Karadere (Кара дере) is one of the last remaining unblighted by mass tourism development areas with a wild beach on the Bulgarian Black Sea Coast. The name derives from the Turkish kara meaning black and dere meaning gully. Situated to the northern slopes of the Balkan Mountains, Karadere is about 5 kilometers away from the town of Byala and the village of Goritsa, Varna Province. The beach spans 5 kilometers in length and is bordered by a mixed oak forest, vineyards and cultivated land. The mouths of the Karadere river and the Byala river are situated on the beach. Although Karadere is relatively close to the town and village, it is difficult to reach because there is no infrastructure. Bumpy dirt roads and tracks lead to the beach where there is no cell phone service, electricity, tap water, sewage or any other urban facilities.
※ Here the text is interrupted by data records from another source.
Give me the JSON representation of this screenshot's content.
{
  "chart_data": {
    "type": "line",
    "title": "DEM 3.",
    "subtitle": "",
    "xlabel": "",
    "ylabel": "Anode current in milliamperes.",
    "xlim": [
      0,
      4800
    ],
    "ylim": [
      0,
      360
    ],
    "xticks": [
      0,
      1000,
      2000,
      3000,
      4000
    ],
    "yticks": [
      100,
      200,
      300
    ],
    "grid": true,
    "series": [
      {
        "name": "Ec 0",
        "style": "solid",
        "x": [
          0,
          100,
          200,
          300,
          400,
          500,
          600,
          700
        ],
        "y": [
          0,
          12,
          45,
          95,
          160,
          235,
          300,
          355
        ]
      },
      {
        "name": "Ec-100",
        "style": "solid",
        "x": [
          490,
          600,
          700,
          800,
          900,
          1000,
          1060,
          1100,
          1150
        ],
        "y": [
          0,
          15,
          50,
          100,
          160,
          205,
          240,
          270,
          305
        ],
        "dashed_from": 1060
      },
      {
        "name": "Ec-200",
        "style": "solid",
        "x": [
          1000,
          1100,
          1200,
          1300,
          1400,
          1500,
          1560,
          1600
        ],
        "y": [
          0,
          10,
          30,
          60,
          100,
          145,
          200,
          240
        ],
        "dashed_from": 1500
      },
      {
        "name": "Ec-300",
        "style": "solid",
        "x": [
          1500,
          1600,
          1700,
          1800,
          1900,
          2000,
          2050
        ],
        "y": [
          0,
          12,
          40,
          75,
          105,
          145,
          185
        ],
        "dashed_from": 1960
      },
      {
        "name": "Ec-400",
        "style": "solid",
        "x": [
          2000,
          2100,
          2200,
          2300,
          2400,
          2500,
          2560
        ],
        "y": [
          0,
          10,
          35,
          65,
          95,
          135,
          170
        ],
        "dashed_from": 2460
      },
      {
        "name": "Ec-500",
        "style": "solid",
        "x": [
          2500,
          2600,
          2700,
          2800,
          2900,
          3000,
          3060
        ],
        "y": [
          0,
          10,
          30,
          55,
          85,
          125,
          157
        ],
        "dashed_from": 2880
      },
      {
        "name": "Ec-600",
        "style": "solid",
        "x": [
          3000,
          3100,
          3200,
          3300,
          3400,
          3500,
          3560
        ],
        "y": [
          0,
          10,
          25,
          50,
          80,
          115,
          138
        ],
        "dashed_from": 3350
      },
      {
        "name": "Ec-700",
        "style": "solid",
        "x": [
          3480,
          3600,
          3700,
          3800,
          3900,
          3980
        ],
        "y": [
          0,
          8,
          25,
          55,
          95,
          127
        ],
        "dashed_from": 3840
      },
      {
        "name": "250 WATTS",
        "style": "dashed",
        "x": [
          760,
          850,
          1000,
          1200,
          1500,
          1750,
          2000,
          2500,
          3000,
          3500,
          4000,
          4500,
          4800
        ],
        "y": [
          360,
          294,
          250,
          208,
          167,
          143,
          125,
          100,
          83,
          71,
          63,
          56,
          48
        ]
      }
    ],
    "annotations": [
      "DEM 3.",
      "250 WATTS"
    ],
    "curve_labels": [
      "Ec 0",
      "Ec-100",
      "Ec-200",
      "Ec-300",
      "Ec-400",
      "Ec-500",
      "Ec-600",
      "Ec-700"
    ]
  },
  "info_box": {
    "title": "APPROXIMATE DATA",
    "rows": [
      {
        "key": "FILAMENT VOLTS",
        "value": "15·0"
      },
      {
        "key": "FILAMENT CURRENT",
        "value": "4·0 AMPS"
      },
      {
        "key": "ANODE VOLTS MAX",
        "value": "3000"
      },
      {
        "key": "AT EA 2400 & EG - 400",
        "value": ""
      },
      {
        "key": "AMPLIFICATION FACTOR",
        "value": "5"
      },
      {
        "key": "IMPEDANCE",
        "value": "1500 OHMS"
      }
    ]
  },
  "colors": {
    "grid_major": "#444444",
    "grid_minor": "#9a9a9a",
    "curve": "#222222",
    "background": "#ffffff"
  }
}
Despite the lack of main utilities and facilities, Karadere has unique natural offerings—the fine sand, the clean sea water, the fresh air, the sunny weather, the spring water, the mud baths and even the opportunity to spot a dolphin in the bay.

It is one of very few places on the Bulgarian coast still permitting free camping. The free camping consists predominantly of tents, which are pitched on the sand or in the forest above shore. There are also caravans, but they are confined to the northernmost part due to the difficulty to transport them to the southern side of the beach. A diverse group of people camp on and visit Karadere. Families with children, extreme water sportsmen, nature lovers, artists, people with different occupation and any adventurers from different parts of Bulgaria and abroad prefer Karadere to the numerous overcrowded mass tourism resorts along Bulgaria's coastline. Additionally, the wild beach is suited for topless and nude sunbathing. The beach is popular with Bulgarians, who gather in mass there to see the sunrise on 1 July.

Karadere is part of the EU's eco network Natura 2000 network, in the protected area Kamchiyska Planina, for the conservation of bird species and protected area Shkorpilovtsi Beach for the conservation of the conservation of natural habitats, wild flora and fauna.